How can I prove that $\mathbb S^n$ is deformation retract to $\mathbb S^{n+1}\setminus \{N,S\}$?

Question

My idea was to find a composition of functions that turnt $\mathbb S^{n+1}\setminus\{N,S\}$ into $D^{n}\setminus\{0\}$ (the proyecton of hyperplane of the first $n$ components) and then into $\mathbb S^n$ (with the normalization of the "points looked as vectors"), and move on with the properties of a deformation retract. But I don't know how further I can go with this idea.

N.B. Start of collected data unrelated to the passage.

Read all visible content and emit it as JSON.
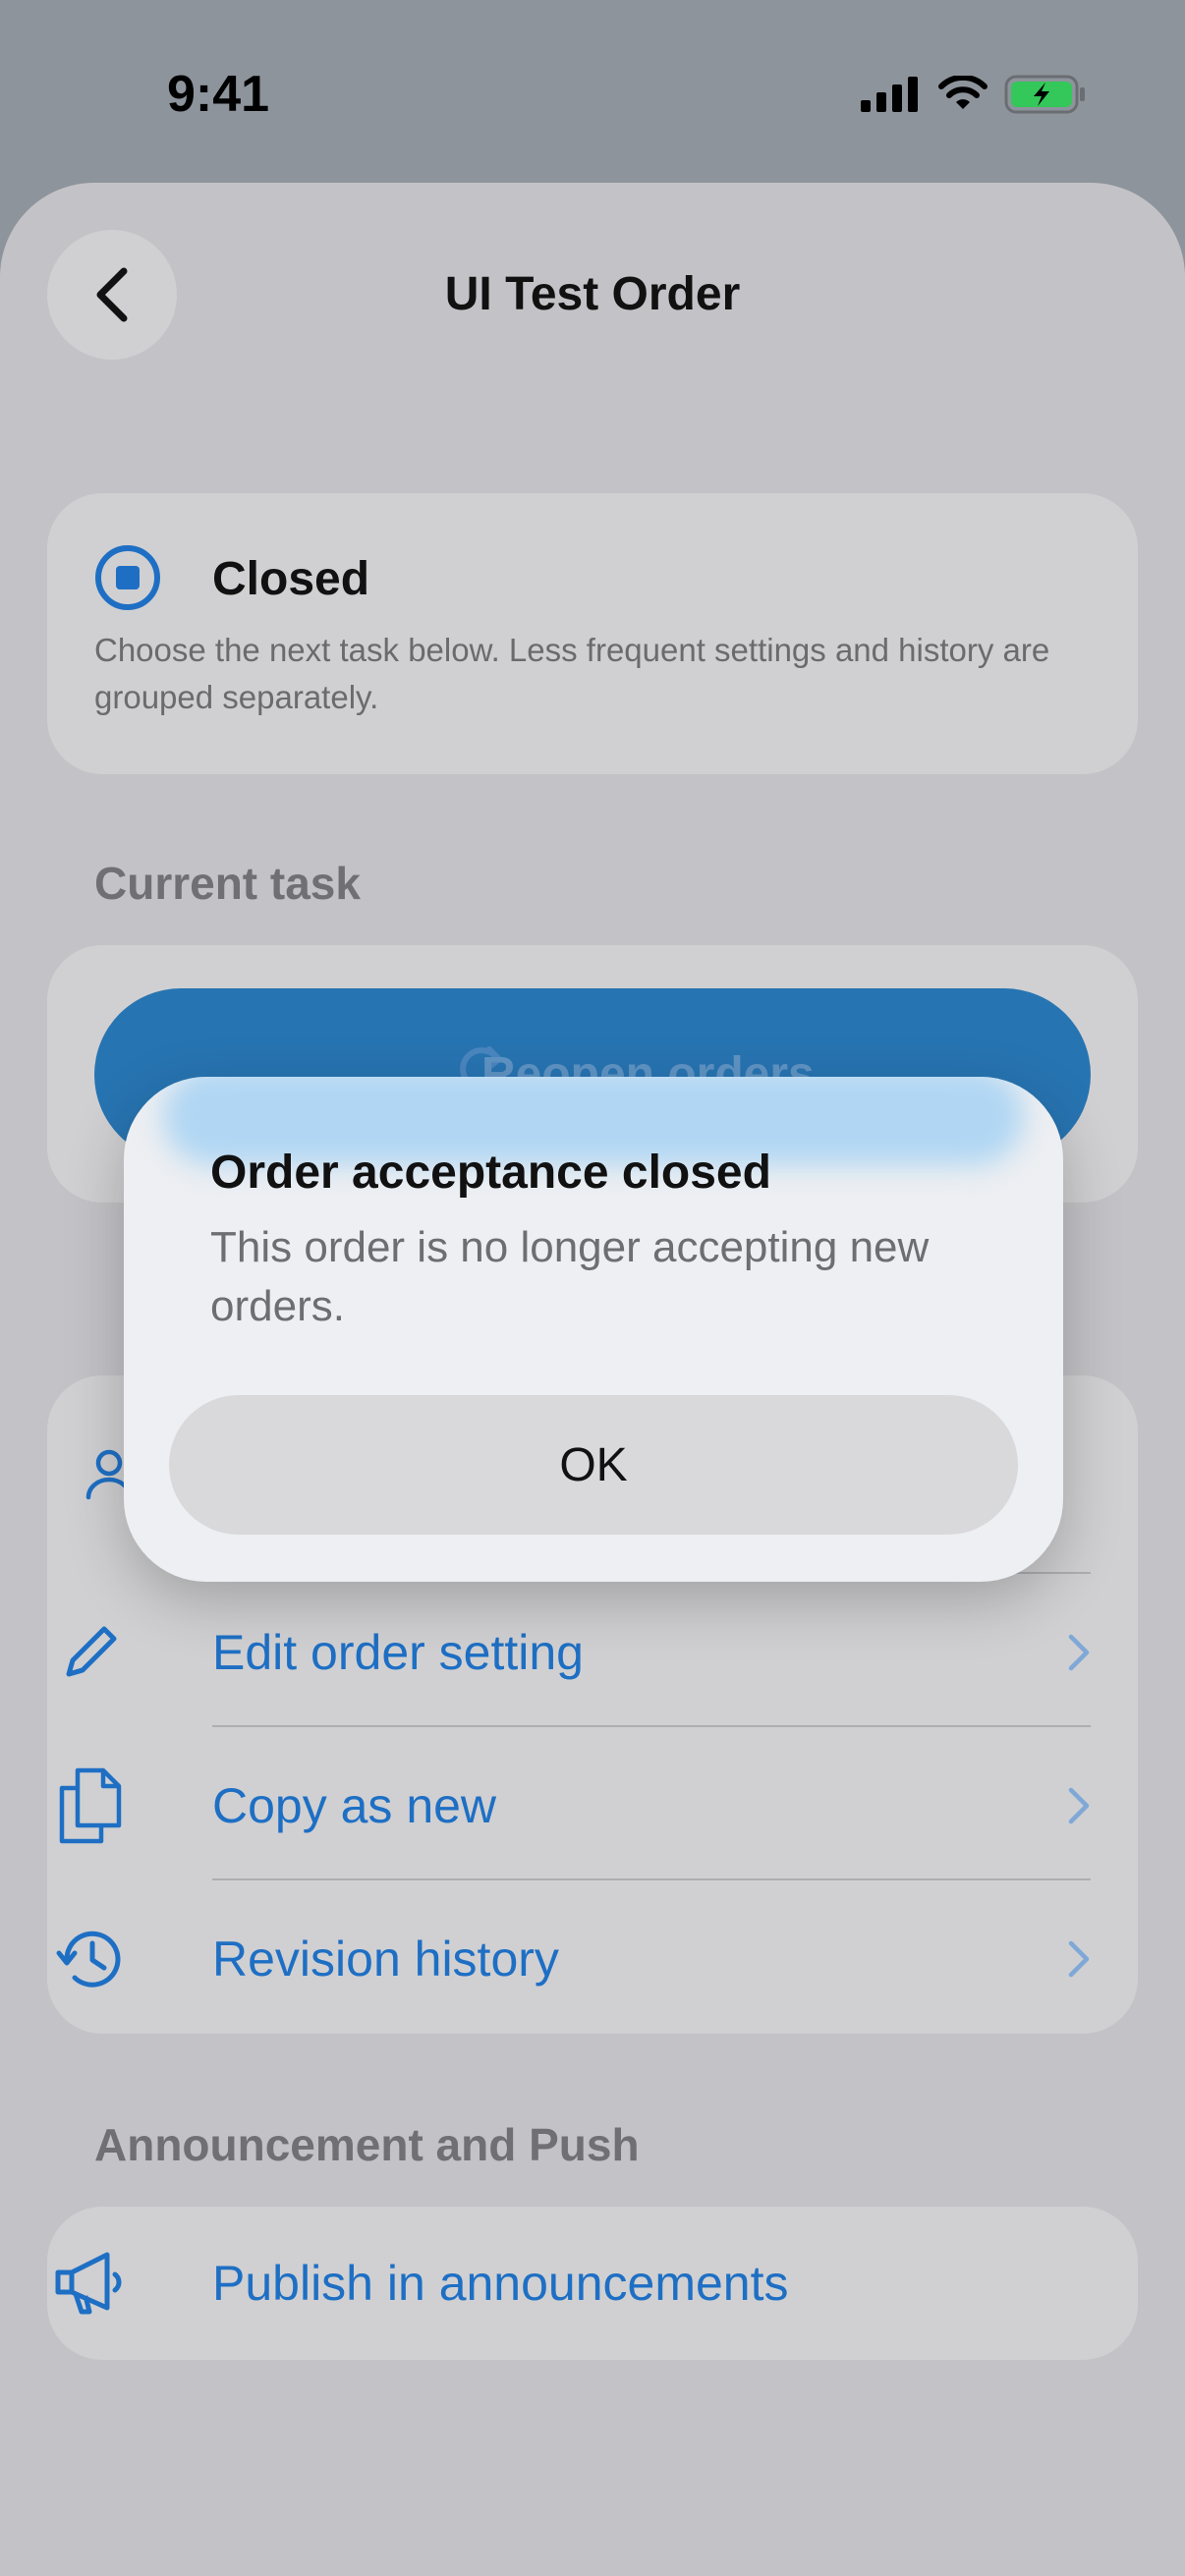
{
  "status_bar": {
    "time": "9:41"
  },
  "header": {
    "title": "UI Test Order"
  },
  "status_card": {
    "title": "Closed",
    "description": "Choose the next task below. Less frequent settings and history are grouped separately."
  },
  "sections": {
    "current_task": "Current task",
    "announcement": "Announcement and Push"
  },
  "current_task": {
    "button_label": "Reopen orders"
  },
  "actions": [
    {
      "label": "Edit order setting",
      "icon": "pencil-icon"
    },
    {
      "label": "Copy as new",
      "icon": "copy-icon"
    },
    {
      "label": "Revision history",
      "icon": "history-icon"
    }
  ],
  "announcement": {
    "label": "Publish in announcements",
    "icon": "megaphone-icon"
  },
  "dialog": {
    "title": "Order acceptance closed",
    "message": "This order is no longer accepting new orders.",
    "ok_label": "OK"
  },
  "colors": {
    "accent": "#1e6fc4",
    "primary_button": "#2774b2",
    "battery": "#34c759"
  }
}
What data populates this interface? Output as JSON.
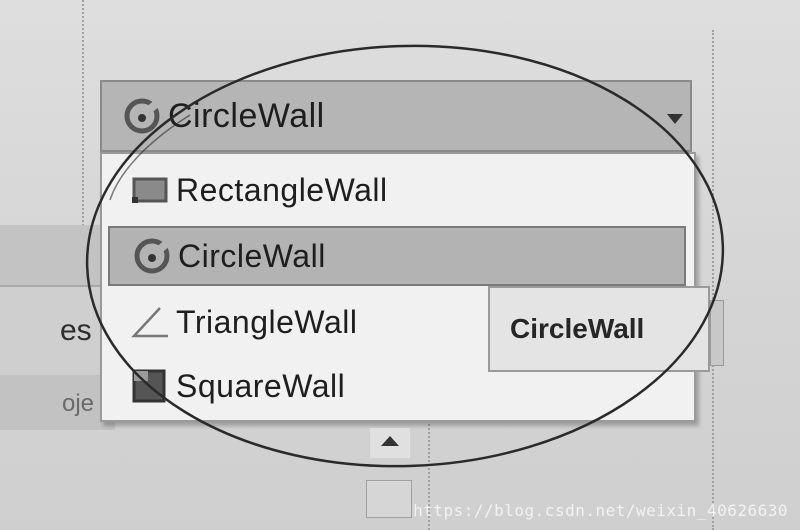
{
  "combo": {
    "selected_label": "CircleWall",
    "selected_icon": "circle-wall-icon"
  },
  "dropdown": {
    "items": [
      {
        "label": "RectangleWall",
        "icon": "rectangle-wall-icon",
        "selected": false
      },
      {
        "label": "CircleWall",
        "icon": "circle-wall-icon",
        "selected": true
      },
      {
        "label": "TriangleWall",
        "icon": "triangle-wall-icon",
        "selected": false
      },
      {
        "label": "SquareWall",
        "icon": "square-wall-icon",
        "selected": false
      }
    ]
  },
  "tooltip": {
    "text": "CircleWall"
  },
  "background": {
    "partial_label_1": "es",
    "partial_label_2": "oje"
  },
  "watermark": "https://blog.csdn.net/weixin_40626630",
  "colors": {
    "selected_row": "#b3b3b3",
    "list_background": "#f1f1f1",
    "annotation_stroke": "#2a2a2a"
  }
}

It also sounds much more complicated that what it seems, but what do I know? Could anyone please help me out?

P.S.: To me, $A\subset X$ is a deformation retract if there exists a function $r:X\to A$ such that $r\circ i = id_A$ and $i\circ r \simeq id_X$ ($i$ is the inclusion and "$\simeq$" is the homotopy between two maps).

Answer 1

Define $r:S^{n+1}\setminus\{N,S\}\rightarrow S^n$ by $$r(x_0,x_1,\dots,x_n,x_{n+1})=\frac{1}{\sqrt{1-|x_{n+1}|^2}}(x_0,x_1,\dots,x_n).$$

If $j:S^n\hookrightarrow S^{n+1}\setminus\{N,S\}$ is the inclusion, then $r\circ j=id_{S^n}$. On the other hand we have $H:(S^{n+1}\setminus\{N,S\})\times I\rightarrow S^{n+1}\setminus\{N,S\}$ given by $$H_t(x_0,x_1,\dots,x_n,x_{n+1})=\frac{1}{\sqrt{1-|t\cdot x_{n+1}|^2}}\left(x_0,x_1,\dots,x_n,\sqrt{1-t^2}\cdot x_{n+1}\right).$$ We check that $H$ is a homotopy $id\simeq j\circ r$.

I suppose the intuition for this is that you can obtain $S^{n+1}$ by taking the cylinder $S^n\times[-1,1]$ and identifying $S^n\times\{-1\}$ and $S^n\times \{+1\}$ to separate points. It we cut out the resulting points, then what is left is $S^{n+1}\setminus\{N,S\}\cong S^n\times(-1,1)$. Clearly the inclusion $S^n\hookrightarrow S^n\times(-1,1)$, $z\mapsto (z,0)$, is a deformation retract. The maps above just spell out the details of this.